I often work with young female journalists. To a woman they look like gorgeous china dolls, and I wonder what happened to all the talented female writers who don’t happen to look like that? Are they automatically discounted from the shortlist because of their looks? The same stringent quality controls are very obviously not applied to the male equivalents.

I shiver when I hear young women declare ‘I’m not a feminist’, because by saying that you are telling everyone that you do not believe that you deserve equal rights, you are negating the pain, suffering and sometimes deaths of women who walked before you in order to gain the freedoms that you take so much for granted.


Worst of all your mothers and grandmothers have allowed this to happen.

Shame on all of this. We have sold our daughters' and granddaughters' futures to a world where they’re held less than worthy if they don’t look like a model while achieving that PhD.

Maybe it’s more apparent to me coming from a non-Australian background, but I’m still shocked at the way a good proportion of Australian men speak about women; the utter disrespect, arrogance and ridicule that is the starting point for any interaction with the opposite sex depresses me on a regular basis. This is in contrast to the many Australian men who I know who do treat women well, who know how to be real gentle-men and have no problem with being on an equal footing with women. So how come the latter never get the limelight in this macho society. What are the Neanderthals afraid of?

I certainly never heard men speak of women like this in Europe or UK. I’m not saying it doesn’t exist, but that it’s not tolerated openly in society, which is a starting point.


The hero worship of the Sam Newmans, Shane Warnes and the like is beyond belief in a supposedly modern society.
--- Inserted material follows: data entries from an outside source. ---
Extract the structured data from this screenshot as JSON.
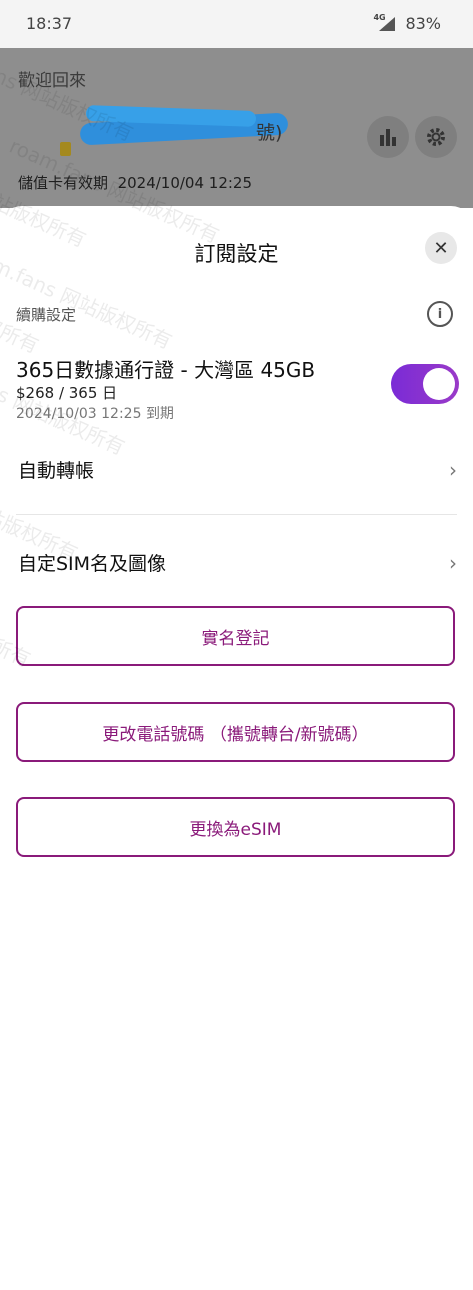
{
  "status": {
    "time": "18:37",
    "network": "4G",
    "battery": "83%"
  },
  "background": {
    "welcome": "歡迎回來",
    "number_suffix": "號)",
    "expiry_label": "儲值卡有效期",
    "expiry_value": "2024/10/04 12:25",
    "icons": [
      "bar-chart-icon",
      "gear-icon"
    ]
  },
  "sheet": {
    "title": "訂閱設定",
    "section_label": "續購設定",
    "plan": {
      "name": "365日數據通行證 - 大灣區 45GB",
      "price": "$268 / 365 日",
      "expiry": "2024/10/03 12:25 到期",
      "auto_renew": true
    },
    "menu": [
      {
        "label": "自動轉帳"
      },
      {
        "label": "自定SIM名及圖像"
      }
    ],
    "buttons": [
      {
        "label": "實名登記"
      },
      {
        "label": "更改電話號碼 （攜號轉台/新號碼）"
      },
      {
        "label": "更換為eSIM"
      }
    ]
  },
  "watermark": "roam.fans 网站版权所有",
  "colors": {
    "accent": "#8a1a7a",
    "toggle_on": "#7a2bd6"
  }
}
Until women - especially young women - get the guts to say ‘no’ and stop playing the gender politics game to the agenda set by the Neanderthals – whether on a domestic, professional or political level – and start working together with the many men who do want to work together with us, it will remain as it is, and our daughters and granddaughters will have been cheated of their legacy – a world where they can ditch the stilettos and the diets and still feel they’re worth something.